RMVJRNCHG rollback dilemma

RMVJRNCHG is a nice little line command. The first time IBM i administrators see it, they can’t help but think “Great! Down with backups!” …ok, ok, maybe they don’t – there’s more to backups than a simple ability to roll back database updates to a point in the past.

But let’s think about it. Imagine that you are an application or database administrator on IBM i and the system is in the middle of executing a long-running daily batch. Then, as sometimes happens, the batch crashes. You call in an expert, they find the cause of the problem and fix it. Now it’s time to restart the batch. But how do you do it?

Although some applications are intelligent enough to be restarted from a point of failure, most are not. More importantly, even the most intelligent of applications can hardly be expected to be able to restart after ANY error.  This is exactly where backups come in: you restore and rerun. The issue is, this may take quite a long time, presenting a problem for the business.

In an ideal world, RMVJRNCHG should help solve such problems. Naturally, you would need to make sure that your application objects are properly journaled, but that’s quite common these days. Then, you would have to find the target journal entry, i.e. the point in time that you would like to recover the system to. It could be either a moment immediately preceding the kick-off of the batch, or a checkpoint that the batch can restart from.

Finding the related journal entry may be a non-trivial task, given that there could be millions of them. But suppose you find it, select the objects for the rollback, type the RMVJRNCHG command and press Enter. Well, I can think of at least two reasons you may not want to do this. Firstly, there’s a chance that the RMVJRNCHG command would fail, leaving you with no option but to restore from backup. This is because your batch may include unrecoverable commands, such as CLRPFM, CPYF with MBROPT(*REPLACE) parameter, RGZPFM, or similar.  Each of those leaves only a simple audit entry in the journal, crippling the potential for a subsequent rollback. The second reason is performance-related. If your batch is well-designed and capable of using the multiprocessor architecture of IBM POWER servers, RMVJRNCHG, being a single-threaded process, could spend up to n times longer to roll back than it took the batch to reach the point of failure. The n here is the number of cores in the configuration. In the end, you may still be better off restoring from backups.

So, the “to use or not to use” dilemma in relation to the RMVJRNCHG command is very real.

However, there is a way to avoid this dilemma altogether by using a piece of software called iSTREAM. It is a multifunctional tool, and the full range of its functionality will be explored in other articles, but for now, let’s focus on how it can help make the RMVJRNCHG command more usable.

iSTREAM can define a special job execution mode, which gives system administrators more control over the way CL commands are executed in any selected group of jobs (a good technical description of the iSTREAM mode can be found in the iSTREAM CL Command Transformer (CCT) Guide). This mode can, for example, be defined as follows:

/* Configure and start iSTREAM mode */

STRISTMOD UNIT(TST) CTLLIB(LIB1) JRN(LIB1/JRN) LIBLIST(LIB1 LIB2 LIB3)

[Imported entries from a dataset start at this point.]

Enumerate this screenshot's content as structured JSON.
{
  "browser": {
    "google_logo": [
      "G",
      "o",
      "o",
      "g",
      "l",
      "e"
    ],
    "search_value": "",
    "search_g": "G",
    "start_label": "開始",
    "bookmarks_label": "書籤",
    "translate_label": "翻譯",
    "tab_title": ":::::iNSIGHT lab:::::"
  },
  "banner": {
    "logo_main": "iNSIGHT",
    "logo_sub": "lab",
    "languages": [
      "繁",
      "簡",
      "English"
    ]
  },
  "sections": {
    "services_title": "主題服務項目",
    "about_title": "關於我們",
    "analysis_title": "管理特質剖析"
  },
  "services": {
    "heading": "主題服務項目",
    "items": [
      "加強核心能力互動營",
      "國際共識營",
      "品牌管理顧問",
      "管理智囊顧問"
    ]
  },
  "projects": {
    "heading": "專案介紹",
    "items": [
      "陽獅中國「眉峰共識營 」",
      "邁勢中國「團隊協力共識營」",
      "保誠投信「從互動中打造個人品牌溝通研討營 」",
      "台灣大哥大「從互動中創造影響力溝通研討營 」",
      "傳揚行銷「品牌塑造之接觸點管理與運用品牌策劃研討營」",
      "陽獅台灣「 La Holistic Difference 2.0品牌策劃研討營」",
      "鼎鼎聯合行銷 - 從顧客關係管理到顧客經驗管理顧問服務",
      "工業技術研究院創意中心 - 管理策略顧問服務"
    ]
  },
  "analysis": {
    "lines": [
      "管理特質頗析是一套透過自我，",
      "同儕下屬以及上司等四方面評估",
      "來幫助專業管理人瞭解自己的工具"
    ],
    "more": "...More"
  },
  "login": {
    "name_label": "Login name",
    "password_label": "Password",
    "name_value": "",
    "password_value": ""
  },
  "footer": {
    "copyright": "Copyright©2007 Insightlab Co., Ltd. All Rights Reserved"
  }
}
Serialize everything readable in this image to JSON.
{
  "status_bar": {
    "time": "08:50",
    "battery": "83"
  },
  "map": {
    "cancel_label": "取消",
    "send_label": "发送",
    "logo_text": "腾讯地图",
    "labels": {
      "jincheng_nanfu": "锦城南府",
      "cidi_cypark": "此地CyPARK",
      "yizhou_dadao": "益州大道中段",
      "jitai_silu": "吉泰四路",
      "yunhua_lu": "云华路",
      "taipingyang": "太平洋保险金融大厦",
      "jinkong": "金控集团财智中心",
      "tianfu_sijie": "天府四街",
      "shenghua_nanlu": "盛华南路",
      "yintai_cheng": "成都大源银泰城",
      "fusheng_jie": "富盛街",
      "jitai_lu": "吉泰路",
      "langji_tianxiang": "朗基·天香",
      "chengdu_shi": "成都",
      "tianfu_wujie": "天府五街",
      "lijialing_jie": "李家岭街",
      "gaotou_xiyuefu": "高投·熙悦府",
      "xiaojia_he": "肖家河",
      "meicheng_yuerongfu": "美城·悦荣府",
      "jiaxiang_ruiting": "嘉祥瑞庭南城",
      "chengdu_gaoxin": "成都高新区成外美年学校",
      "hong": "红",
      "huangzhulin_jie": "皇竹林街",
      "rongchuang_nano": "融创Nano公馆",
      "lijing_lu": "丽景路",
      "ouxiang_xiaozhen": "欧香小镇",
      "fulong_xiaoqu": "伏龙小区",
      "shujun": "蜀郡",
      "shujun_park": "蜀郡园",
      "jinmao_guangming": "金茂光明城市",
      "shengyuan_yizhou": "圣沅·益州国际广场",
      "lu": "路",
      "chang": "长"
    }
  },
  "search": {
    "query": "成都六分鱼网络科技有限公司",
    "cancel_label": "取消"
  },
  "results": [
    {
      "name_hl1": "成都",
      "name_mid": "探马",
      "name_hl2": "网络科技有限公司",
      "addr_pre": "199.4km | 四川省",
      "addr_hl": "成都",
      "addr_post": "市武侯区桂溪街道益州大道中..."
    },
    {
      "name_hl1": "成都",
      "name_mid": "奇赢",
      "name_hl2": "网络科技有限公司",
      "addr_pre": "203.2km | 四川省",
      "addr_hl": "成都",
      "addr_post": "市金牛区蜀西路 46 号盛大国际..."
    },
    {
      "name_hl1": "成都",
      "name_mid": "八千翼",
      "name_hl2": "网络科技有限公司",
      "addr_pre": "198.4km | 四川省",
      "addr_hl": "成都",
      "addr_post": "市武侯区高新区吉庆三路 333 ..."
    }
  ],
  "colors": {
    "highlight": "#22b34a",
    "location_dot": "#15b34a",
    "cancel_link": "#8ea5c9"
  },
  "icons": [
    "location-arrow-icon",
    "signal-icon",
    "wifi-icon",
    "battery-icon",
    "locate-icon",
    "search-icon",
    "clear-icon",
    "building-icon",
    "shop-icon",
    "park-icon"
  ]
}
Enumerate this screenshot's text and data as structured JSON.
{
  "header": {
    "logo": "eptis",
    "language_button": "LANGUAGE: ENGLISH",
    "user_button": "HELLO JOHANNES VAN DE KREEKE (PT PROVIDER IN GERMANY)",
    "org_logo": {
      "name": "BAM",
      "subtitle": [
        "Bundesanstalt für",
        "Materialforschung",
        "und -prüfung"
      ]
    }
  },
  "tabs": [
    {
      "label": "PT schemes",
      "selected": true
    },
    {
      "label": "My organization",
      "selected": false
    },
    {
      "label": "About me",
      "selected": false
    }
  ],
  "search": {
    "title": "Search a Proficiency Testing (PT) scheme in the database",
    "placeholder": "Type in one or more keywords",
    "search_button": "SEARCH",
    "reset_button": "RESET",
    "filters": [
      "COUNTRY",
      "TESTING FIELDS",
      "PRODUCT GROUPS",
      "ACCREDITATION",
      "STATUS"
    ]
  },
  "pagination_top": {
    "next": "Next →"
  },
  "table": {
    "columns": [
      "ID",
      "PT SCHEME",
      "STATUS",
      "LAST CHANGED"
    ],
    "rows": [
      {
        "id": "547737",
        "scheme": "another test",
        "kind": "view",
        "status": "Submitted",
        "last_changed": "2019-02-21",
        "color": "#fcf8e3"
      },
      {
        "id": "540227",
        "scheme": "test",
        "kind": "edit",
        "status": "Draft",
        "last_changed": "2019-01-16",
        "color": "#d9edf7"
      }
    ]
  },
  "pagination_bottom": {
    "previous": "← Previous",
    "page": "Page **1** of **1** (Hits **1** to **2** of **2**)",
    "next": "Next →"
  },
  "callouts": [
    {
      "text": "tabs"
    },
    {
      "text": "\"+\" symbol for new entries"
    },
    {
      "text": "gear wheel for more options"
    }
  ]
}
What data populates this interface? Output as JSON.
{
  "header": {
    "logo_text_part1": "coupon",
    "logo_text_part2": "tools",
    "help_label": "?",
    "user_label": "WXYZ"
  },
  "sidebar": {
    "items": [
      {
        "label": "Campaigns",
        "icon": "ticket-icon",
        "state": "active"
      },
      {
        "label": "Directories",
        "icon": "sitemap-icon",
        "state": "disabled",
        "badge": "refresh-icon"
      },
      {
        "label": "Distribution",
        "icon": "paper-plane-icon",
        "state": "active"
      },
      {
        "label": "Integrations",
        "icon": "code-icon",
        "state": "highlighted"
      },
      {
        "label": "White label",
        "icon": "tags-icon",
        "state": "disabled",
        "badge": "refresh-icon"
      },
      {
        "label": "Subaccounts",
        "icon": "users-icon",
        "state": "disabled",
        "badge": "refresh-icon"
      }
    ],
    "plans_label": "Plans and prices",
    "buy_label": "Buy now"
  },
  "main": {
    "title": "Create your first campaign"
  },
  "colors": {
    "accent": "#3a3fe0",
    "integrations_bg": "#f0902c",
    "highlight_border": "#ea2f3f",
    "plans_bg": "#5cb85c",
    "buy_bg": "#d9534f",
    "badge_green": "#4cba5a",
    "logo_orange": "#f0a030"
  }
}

TST here is the name of the configuration, LIB1, LIB2 and LIB3 are application libraries, and JRN is the name of the journal used by the application to record both before and after images of files and data areas used by the application.

For a job executing in the iSTREAM mode, commands of the above “compromising” type, e.g. CLRPFM, CPYF with MBROPT(*REPLACE) parameter, or RGZPFM would be intercepted and replaced with their recoverable equivalents. For CLRPFM, for example, this would be a function explicitly deleting all the file records. There is much more to this command transformation than could be addressed in a short article, but, hopefully, the concept is clear: iSTREAM helps prevent commands such as those above to disable the RMVJRNCHG functionality.

Symbolic checkpoints could be defined to make the definition of targets for the rollback easier:

/* Create checkpoint for rollback */

CRTCKPRLB UNIT(TST) CKPT(BATCH)

The performance problem related to the batch multiprocessing on IBM i could also be resolved, if for the rollback the administrator made use of the related iSTREAM command as follows:

/* Rollback to checkpoint */

ISTSSYS/RLBTOCKP UNIT(TST) CKPT(BATCH) STREAMS(10)

The above command quotes the name of the earlier created configuration, defines the target checkpoint for the rollback, and breaks the rollback into 10 parallel streams (multistreaming of the rollback process for a single file/table is also supported).

The bottom line is, the long-standing RMVJRNCHG dilemma, which is often resolved negatively by  IBM i application administrators, may well be overturned with the help of additional instrumental software.